|"Illumination" by Photographer Wayne Rainey|
Phoenix photographer Wayne Rainey, a longtime artist and activist in Roosevelt Row who owns the monOrchid building, opted for provocative rather than pleasing. He showed a large-scale photograph that’s both strangely alluring and deeply disturbing.
Titled Illumination, it’s a nighttime capture of construction debris from the properties destroyed in March 2015 to make way for iLuminate, which is one of two Baron Properties multi-level housing developments currently under construction at the intersection of Roosevelt and Third streets, iLuminate sits adjacent to monOrchid, Rainey's arts and events space.
Rainey’s intention with the piece is clear.
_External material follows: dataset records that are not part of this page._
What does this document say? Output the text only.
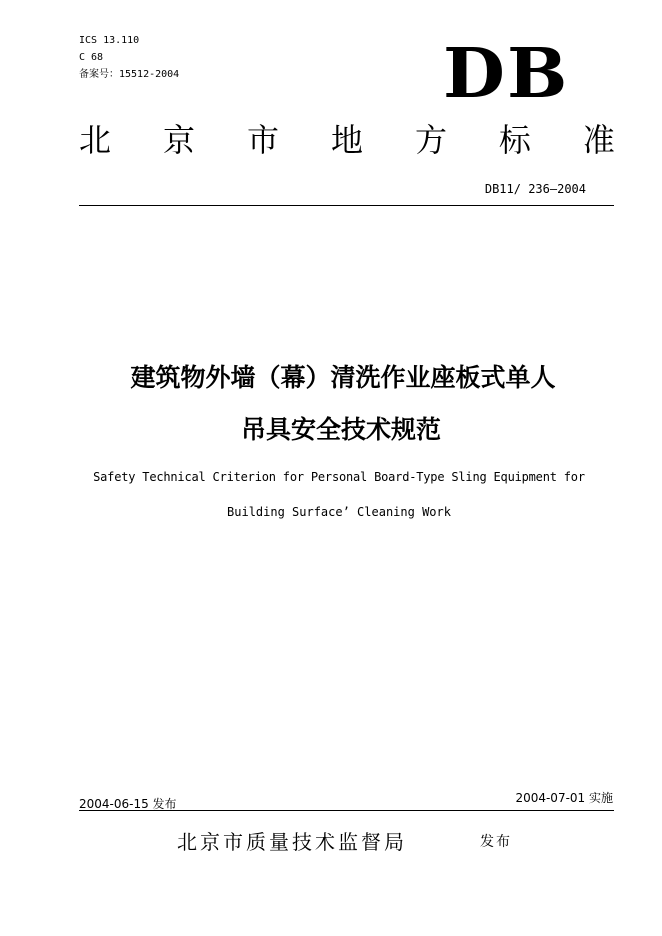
ICS 13.110
C 68
备案号：15512-2004	DB
北 京 市 地 方 标 准
DB11/ 236—2004
建筑物外墙（幕）清洗作业座板式单人
吊具安全技术规范
Safety Technical Criterion for Personal Board-Type Sling Equipment for
Building Surface’ Cleaning Work
2004-06-15 发布	2004-07-01 实施
北京市质量技术监督局	发布
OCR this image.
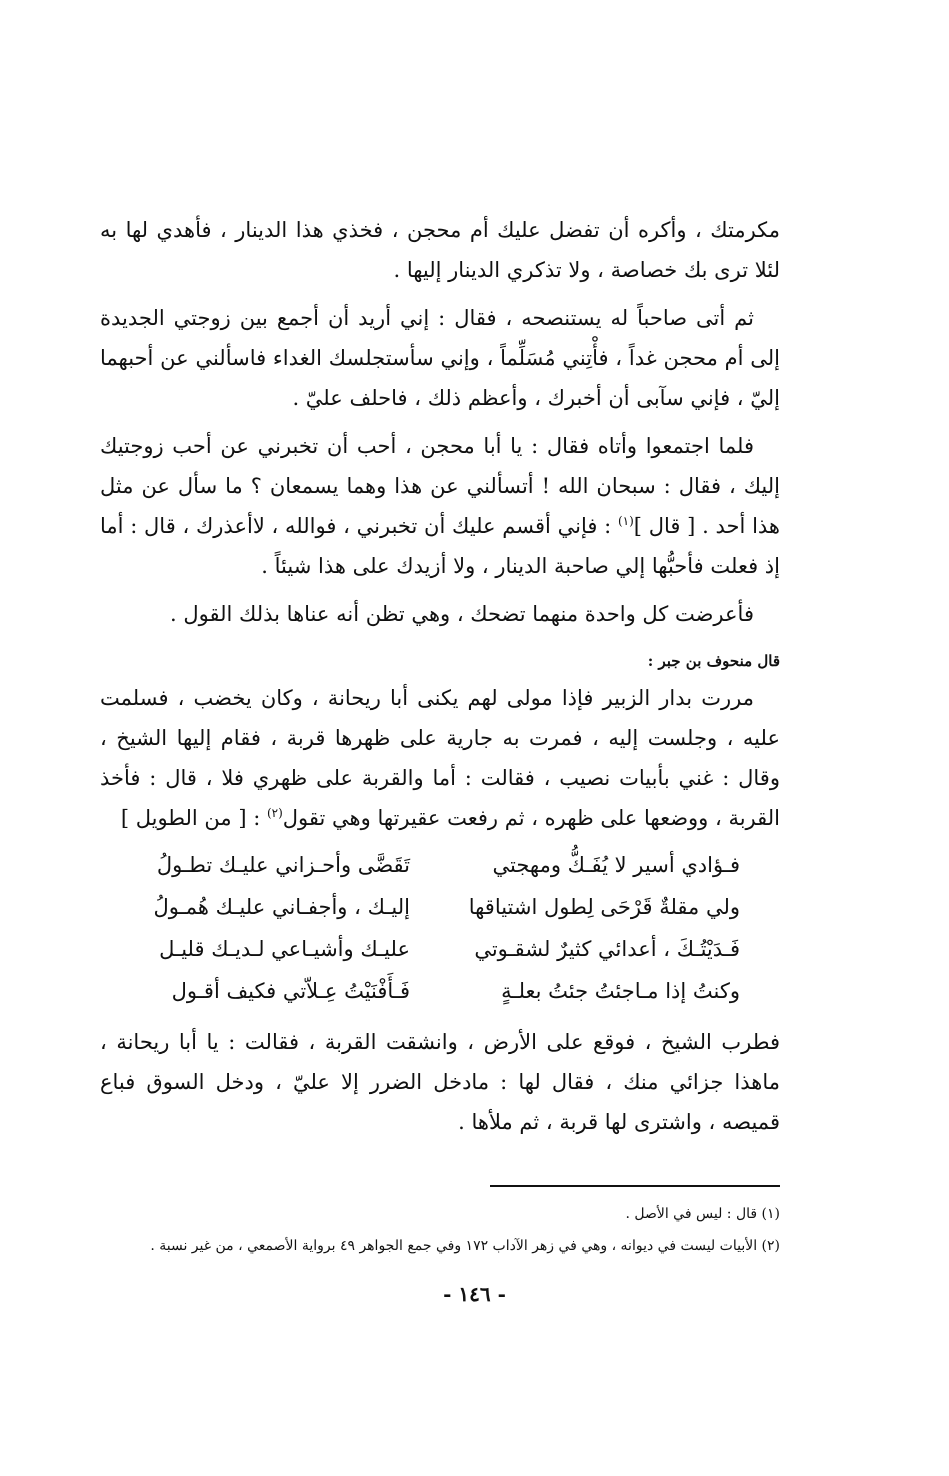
مكرمتك ، وأكره أن تفضل عليك أم محجن ، فخذي هذا الدينار ، فأهدي لها به لئلا ترى بك خصاصة ، ولا تذكري الدينار إليها .

ثم أتى صاحباً له يستنصحه ، فقال : إني أريد أن أجمع بين زوجتي الجديدة إلى أم محجن غداً ، فأْتِني مُسَلِّماً ، وإني سأستجلسك الغداء فاسألني عن أحبهما إليّ ، فإني سآبى أن أخبرك ، وأعظم ذلك ، فاحلف عليّ .

فلما اجتمعوا وأتاه فقال : يا أبا محجن ، أحب أن تخبرني عن أحب زوجتيك إليك ، فقال : سبحان الله ! أتسألني عن هذا وهما يسمعان ؟ ما سأل عن مثل هذا أحد . [ قال ]$^{(١)}$ : فإني أقسم عليك أن تخبرني ، فوالله ، لاأعذرك ، قال : أما إذ فعلت فأحبُّها إلي صاحبة الدينار ، ولا أزيدك على هذا شيئاً .

فأعرضت كل واحدة منهما تضحك ، وهي تظن أنه عناها بذلك القول .

قال منحوف بن جبر :

مررت بدار الزبير فإذا مولى لهم يكنى أبا ريحانة ، وكان يخضب ، فسلمت عليه ، وجلست إليه ، فمرت به جارية على ظهرها قربة ، فقام إليها الشيخ ، وقال : غني بأبيات نصيب ، فقالت : أما والقربة على ظهري فلا ، قال : فأخذ القربة ، ووضعها على ظهره ، ثم رفعت عقيرتها وهي تقول$^{(٢)}$ : [ من الطويل ]

فـؤادي أسير لا يُفَـكُّ ومهجتي
تَقَضَّى وأحـزاني عليـك تطـولُ
ولي مقلةٌ قَرْحَى لِطول اشتياقها
إليـك ، وأجفـاني عليـك هُمـولُ
فَـدَيْتُـكَ ، أعدائي كثيرٌ لشقـوتي
عليـك وأشيـاعي لـديـك قليـل
وكنتُ إذا مـاجئتُ جئتُ بعلـةٍ
فَـأَفْنَيْتُ عِـلاّتي فكيف أقـول

فطرب الشيخ ، فوقع على الأرض ، وانشقت القربة ، فقالت : يا أبا ريحانة ، ماهذا جزائي منك ، فقال لها : مادخل الضرر إلا عليّ ، ودخل السوق فباع قميصه ، واشترى لها قربة ، ثم ملأها .

(١) قال : ليس في الأصل .
(٢) الأبيات ليست في ديوانه ، وهي في زهر الآداب ١٧٢ وفي جمع الجواهر ٤٩ برواية الأصمعي ، من غير نسبة .
- ١٤٦ -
He’s voiced strong criticism of Baron Properties through social media, and expressed his concern that artists who partner with Baron Properties or other developers who demolish beloved buildings are taking part in the demise of their own arts community.
Within hours of Artlink wrapping up its single-day exhibition, Rainey posted comments on his Facebook page that included the following, and he's posted additional comments since:
"Well that was an interesting night. It had all the components of a good drama with no casualties except perhaps an arts district. If only there were an organization present, that promoted the arts and artists, that could have stood erect and told Baron Properties that we are not the cheap sluts you take us for and what you're trying to buy is not for sale."After Baron Properties demolished a building bearing Lauren Lee’s Three Birds mural to make way for iLuminate, it commissioned Lee to create mural-inspired panels collectively called Three Birds in Flight, which they’ve already mounted on iLuminate’s west-facing façade.
Rainey also called out Artlink in his post on exhibition night, writing, "ArtLink is dead. It died the minute it wed the Dev that tore into our heart." For Rainey, art took the form of activism. And activism took the form of art.
The bold nature of Rainey’s work, an exquisite composition even without its powerful context, made everything around it look safe – including the trio of works chosen for special recognition.